The Legacy Project followed a series of steps that characterize research in a new area. When I became interested in studying the practical advice older people might offer, I first tried to find existing literature on the topic. Although much has been written in scientific journals about wisdom in older people, I was surprised to find that no one had surveyed elders about the concrete lessons they feel they have learned over the course of their lives. To gather lessons for living from America’s elders, we used the following methods in the Legacy Project.

Pilot Studies.

When sociologists encounter an under-researched area, we often begin with a pilot study – some kind of initial data collection that shows us the lay of the land. What I first needed to do was to answer the questions: Would older people actually have ideas and opinions about life lessons? And would they be able to articulate such ideas if asked? With the help of my research assistants, I set out to find answers.
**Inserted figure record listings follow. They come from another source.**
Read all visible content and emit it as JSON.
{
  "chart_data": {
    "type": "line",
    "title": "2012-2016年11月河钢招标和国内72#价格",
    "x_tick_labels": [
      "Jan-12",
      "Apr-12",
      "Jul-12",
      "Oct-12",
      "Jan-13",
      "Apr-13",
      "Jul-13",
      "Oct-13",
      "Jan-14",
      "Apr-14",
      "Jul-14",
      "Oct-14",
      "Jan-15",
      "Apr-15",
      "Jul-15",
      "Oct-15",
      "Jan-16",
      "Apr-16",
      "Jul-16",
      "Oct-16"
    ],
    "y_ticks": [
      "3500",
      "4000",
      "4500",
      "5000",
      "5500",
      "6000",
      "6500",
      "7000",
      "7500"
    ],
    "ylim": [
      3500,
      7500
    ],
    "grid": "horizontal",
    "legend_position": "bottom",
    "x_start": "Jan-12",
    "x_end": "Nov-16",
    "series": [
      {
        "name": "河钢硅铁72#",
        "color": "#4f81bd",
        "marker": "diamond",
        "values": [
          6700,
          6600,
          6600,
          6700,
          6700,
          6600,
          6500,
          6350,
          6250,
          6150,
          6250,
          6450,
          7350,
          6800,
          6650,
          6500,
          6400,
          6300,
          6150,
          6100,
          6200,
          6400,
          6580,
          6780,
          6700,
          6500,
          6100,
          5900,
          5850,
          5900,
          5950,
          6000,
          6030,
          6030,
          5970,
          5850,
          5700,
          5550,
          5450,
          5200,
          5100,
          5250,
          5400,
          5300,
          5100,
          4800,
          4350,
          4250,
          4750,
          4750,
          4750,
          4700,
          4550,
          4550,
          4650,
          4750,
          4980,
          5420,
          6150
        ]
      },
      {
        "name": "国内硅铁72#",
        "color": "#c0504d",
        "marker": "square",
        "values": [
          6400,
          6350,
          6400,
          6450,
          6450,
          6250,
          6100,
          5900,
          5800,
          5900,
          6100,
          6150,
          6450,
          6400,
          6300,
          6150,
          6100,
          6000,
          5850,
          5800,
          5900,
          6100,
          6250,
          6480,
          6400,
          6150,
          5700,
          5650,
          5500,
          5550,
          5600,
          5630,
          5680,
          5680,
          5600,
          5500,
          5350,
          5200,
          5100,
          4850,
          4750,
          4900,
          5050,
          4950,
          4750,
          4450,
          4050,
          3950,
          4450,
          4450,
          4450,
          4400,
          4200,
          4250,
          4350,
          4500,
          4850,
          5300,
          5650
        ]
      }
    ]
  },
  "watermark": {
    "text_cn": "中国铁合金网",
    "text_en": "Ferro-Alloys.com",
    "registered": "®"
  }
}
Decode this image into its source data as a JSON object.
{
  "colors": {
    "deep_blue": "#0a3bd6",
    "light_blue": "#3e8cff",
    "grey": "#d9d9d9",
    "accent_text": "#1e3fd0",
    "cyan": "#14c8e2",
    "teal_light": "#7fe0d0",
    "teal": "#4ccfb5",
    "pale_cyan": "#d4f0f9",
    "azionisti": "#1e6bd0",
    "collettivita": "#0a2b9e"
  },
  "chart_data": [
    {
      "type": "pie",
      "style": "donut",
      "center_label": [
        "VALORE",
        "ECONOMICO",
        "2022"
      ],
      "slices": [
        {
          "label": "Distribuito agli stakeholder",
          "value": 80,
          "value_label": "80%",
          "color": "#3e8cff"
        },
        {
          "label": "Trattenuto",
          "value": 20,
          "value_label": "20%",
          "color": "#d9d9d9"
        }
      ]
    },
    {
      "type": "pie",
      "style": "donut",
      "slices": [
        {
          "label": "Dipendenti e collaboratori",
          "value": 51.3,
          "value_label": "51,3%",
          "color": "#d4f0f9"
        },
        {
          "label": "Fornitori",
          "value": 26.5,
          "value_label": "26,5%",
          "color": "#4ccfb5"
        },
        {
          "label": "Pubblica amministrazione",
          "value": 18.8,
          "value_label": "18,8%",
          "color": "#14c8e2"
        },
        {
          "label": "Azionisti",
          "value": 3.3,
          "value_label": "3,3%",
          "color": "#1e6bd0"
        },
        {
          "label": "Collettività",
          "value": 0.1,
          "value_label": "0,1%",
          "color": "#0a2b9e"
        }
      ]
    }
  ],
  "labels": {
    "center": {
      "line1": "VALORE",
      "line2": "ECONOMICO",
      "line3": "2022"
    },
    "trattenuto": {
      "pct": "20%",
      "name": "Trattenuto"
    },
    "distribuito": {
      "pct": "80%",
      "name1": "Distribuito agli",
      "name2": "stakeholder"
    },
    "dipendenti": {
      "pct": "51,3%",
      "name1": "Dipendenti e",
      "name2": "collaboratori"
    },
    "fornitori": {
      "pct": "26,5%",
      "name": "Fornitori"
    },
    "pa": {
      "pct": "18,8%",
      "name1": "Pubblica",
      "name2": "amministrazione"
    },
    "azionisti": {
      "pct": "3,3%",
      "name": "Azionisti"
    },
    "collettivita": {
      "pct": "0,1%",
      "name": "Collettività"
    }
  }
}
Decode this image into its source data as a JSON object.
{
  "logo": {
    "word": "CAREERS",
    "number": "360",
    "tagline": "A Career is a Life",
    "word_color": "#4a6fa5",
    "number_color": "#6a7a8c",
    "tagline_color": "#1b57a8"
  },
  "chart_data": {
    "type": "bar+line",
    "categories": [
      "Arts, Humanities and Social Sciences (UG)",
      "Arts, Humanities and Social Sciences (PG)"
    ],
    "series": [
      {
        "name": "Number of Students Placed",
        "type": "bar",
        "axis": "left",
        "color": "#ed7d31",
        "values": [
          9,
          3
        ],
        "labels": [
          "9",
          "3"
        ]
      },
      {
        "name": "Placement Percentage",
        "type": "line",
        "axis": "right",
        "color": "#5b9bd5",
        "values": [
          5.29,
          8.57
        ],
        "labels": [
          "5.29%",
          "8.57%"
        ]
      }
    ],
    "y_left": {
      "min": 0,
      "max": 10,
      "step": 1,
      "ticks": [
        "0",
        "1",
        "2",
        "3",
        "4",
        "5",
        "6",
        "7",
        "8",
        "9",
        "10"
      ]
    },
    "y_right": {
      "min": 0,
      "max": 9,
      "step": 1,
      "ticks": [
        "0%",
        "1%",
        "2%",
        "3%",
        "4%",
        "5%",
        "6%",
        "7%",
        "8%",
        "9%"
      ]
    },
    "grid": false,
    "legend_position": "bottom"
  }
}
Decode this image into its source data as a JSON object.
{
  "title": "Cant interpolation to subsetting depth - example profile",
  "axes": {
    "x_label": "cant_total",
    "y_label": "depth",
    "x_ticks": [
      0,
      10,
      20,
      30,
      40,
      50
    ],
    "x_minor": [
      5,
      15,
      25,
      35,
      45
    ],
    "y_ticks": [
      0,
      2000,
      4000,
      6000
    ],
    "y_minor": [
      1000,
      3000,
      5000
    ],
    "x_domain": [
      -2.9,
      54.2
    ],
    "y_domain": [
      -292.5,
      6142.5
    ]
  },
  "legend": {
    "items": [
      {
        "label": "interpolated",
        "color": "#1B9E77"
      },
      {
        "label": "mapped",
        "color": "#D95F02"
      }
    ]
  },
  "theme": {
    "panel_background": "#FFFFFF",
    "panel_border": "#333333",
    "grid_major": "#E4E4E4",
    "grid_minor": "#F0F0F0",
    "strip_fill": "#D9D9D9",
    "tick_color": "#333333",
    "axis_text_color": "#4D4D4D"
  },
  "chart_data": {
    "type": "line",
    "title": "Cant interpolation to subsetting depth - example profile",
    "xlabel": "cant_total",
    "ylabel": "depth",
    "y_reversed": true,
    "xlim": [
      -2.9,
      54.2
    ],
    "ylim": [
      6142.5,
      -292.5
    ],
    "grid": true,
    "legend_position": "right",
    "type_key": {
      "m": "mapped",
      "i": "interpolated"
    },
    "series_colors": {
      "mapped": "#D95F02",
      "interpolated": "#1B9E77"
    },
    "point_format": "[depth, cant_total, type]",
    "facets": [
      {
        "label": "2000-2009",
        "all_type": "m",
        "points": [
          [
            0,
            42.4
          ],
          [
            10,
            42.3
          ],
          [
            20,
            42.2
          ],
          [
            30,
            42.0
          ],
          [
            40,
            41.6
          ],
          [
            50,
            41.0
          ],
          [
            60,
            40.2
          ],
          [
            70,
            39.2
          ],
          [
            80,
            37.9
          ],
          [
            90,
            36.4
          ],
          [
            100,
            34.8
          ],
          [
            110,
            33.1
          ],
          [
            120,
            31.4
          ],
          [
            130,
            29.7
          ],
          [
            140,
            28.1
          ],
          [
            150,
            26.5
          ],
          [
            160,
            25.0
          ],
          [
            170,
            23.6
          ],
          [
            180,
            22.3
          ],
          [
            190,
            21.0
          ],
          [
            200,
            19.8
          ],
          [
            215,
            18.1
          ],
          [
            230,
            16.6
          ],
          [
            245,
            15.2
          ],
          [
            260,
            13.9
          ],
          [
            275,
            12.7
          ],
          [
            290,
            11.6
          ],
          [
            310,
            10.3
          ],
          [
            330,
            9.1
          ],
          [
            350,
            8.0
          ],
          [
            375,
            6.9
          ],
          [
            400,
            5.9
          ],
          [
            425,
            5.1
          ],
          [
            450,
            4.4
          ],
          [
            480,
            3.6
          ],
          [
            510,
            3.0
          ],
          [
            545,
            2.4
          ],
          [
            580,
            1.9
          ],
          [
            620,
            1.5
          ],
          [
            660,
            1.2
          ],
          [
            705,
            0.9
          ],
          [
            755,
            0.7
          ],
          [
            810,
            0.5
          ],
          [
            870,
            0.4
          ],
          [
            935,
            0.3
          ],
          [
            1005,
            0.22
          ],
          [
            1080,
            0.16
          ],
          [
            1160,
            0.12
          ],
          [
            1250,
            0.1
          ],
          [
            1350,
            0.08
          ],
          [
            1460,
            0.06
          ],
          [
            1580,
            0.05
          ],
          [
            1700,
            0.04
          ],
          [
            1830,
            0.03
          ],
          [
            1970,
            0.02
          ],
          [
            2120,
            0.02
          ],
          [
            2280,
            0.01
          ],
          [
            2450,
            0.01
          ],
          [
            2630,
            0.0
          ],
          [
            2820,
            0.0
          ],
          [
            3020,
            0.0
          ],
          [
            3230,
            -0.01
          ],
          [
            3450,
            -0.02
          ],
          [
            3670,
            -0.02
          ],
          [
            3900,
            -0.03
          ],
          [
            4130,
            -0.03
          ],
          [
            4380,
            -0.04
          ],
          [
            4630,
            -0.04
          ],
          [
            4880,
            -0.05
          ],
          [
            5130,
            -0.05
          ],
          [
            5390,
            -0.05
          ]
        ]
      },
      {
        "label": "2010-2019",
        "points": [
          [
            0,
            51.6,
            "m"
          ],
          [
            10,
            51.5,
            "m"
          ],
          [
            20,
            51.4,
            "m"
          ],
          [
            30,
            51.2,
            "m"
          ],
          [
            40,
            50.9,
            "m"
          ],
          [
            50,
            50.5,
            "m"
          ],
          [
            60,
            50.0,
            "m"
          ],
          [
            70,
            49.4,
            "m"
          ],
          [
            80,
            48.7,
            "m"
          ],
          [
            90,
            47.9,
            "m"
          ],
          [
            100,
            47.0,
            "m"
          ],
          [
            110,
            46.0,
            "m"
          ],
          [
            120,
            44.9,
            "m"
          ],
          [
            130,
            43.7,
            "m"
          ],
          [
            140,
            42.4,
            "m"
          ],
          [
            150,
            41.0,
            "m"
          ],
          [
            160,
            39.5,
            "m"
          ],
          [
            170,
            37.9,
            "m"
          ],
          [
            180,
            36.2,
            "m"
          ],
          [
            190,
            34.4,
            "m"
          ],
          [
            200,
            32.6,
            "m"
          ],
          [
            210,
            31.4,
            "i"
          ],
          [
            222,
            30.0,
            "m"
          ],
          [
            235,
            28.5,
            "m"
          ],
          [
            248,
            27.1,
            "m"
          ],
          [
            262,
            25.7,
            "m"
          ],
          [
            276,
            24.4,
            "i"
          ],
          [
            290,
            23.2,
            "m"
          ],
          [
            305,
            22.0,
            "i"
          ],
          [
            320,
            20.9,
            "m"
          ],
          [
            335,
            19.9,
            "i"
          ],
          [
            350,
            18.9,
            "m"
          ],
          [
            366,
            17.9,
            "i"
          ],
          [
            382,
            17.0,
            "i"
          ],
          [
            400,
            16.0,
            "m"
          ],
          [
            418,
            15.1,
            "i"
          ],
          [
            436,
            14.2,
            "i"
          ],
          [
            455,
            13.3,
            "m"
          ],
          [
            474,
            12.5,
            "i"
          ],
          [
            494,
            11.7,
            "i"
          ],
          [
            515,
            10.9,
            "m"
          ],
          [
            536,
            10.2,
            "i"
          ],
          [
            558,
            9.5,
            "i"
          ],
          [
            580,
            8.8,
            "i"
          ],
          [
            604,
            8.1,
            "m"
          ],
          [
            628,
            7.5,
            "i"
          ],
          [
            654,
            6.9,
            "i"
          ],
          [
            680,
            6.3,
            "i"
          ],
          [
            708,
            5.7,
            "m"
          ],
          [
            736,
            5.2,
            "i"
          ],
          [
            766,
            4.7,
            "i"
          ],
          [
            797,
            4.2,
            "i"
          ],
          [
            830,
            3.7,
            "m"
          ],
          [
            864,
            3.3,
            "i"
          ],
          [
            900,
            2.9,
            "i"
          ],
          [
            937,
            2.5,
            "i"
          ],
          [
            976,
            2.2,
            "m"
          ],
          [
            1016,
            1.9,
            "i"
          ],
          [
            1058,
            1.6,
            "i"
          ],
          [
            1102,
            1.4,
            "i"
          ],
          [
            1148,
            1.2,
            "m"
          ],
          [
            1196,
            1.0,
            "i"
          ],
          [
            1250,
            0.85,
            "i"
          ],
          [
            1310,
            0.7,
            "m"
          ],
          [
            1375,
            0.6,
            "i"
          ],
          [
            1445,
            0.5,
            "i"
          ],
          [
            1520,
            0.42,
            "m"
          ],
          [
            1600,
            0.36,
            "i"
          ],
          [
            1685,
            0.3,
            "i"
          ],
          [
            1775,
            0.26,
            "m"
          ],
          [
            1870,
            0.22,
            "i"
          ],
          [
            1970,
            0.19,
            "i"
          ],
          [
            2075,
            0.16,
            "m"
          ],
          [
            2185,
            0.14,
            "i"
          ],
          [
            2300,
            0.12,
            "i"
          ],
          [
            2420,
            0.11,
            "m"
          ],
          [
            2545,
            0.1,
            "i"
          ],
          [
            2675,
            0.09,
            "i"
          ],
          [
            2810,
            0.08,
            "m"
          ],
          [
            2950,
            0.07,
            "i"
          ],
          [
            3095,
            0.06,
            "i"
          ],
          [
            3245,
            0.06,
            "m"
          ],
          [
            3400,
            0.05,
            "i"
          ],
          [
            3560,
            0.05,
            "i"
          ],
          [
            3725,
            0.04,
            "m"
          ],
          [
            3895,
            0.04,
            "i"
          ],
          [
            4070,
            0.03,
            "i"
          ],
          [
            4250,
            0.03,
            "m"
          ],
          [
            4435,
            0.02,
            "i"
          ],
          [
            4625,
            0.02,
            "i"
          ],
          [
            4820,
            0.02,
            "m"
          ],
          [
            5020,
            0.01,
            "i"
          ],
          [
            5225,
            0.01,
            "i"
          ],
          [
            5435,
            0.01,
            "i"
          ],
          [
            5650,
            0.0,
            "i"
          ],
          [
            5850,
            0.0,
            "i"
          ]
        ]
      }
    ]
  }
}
We began by contacting alumni of several colleges. We wrote to former students age 65 and over, asking them to send written responses to the following question: “What are the most important lessons you feel have learned over the course of your life?” I was surprised and delighted when letters came in from across the country. Some responses went on for pages in the precise handwriting taught in the early decades of the last century. A number of the oldest respondents dictated their answers to younger family members. We then created and publicized a web site nationally. Elders – who are more tech-savvy than we acknowledge – gave us their thoughts via the web. Approximately 500 written responses were received by these combined efforts.

Using these responses, I developed a set of general categories of potential life lessons and created an open-ended interview protocol. Assisted by Cornell undergraduates, we conducted pilot face-to-face interviews with approximately 80 elders from many walks of life. These interviews allowed respondents to describe their views in more detail and to provide life history information that formed the background to lessons learned.

In all, we received many wonderful, detailed responses. However, as a social scientist, I knew one thing was missing. We sociologists depend on “random samples” of the population. That is, we do surveys where everyone has an equal chance of being selected, which allows us to generalize to some degree beyond the actual group of people who are interviewed. Of course, individuals who choose to write a letter or visit a web site may be a bit different from other older people. So my next step was to do something about this.

National Random-Sample Survey

With the assistance of Cornell’s excellent Survey Research Institute, I surveyed a national sample of people age 65 and over. Individuals from around the country were selected at random and called on the telephone by trained interviewers. The interview began by asking in general: “What lessons have you learned in your life?” We then asked respondents what they had learned in specific domains including: work and career, marriage, raising children, health, and religion and spirituality. We also asked if there were any problems or difficulties in their lives that had taught them valuable things, and what core values and principles they lived by. Finally, we asked if they had any advice for younger people about how to age successfully.

How, you might ask, did respondents react? Of course, these days people are a bit suspicious when a telephone interviewer calls them, even if it is from Cornell University. One fellow quipped: “What have I learned from life? Not to answer surveys over the phone!” Most people were intrigued, however. One woman said: “I’m glad you called – I could write a book about that.” Some were amazed that anyone would ask. An 80-year old man told us: “I was sitting here just staring out the window and suddenly the phone rings and you’re asking me something as profound as this?”

The national survey conducted interviews with 314 respondents (average age of 74), lasting about 20 minutes each. All of these interviews were tape-recorded and transcribed, and I treated them as narratives, reading and re-reading each one. I also did a simple coding of the responses in different domains to get a general sense of the kinds of lessons that were viewed as most important. A major advantage of the national data is that it confirmed the findings I was getting from more selective, “convenience” sampling, allowing some confidence that the patterns of lessons were representative of elders in the general population.

Systematic In-Depth Interviews

After spending months reviewing all of these data, I decided that a final step was necessary to complete the picture of the practical wisdom of America’s elders. I had collected written responses and conducted relatively short personal interviews. I realized that there were still a number of unanswered questions and that I needed to return a more detailed, in-depth method of interviewing. I had also learned two important things from the previous data collection. First, there are many people who have led interesting lives but who are not easily able to relate their experiences to lessons for living. So I wanted a sample of people who were more likely to be able to articulate life lessons. Second, I learned that people were much better at answering the questions if they had some time to think about them in advance. So the last stage of the research included two features: individuals nominated because of their perceived wisdom and providing the interview topics to respondents in advance.

I asked professional colleagues and agencies to nominate people over the age of 70 for interviews. I also included discussions with personal acquaintances about their life lessons. These nominations resulted in approximately 240 additional interviews that lasted one to two hours each.

Despite the different sources of information, from a national random sample, to a mail survey, to in-depth interviews, the perspective of the elders was remarkably consistent, resulting in the lessons we share on this site. And we continually gather new lessons (to add yours, go here).

One note on the lessons posted on this blog (and in my forthcoming book): All of the lessons are provided by the elders, but the names we have given them in almost every case are pseudonyms.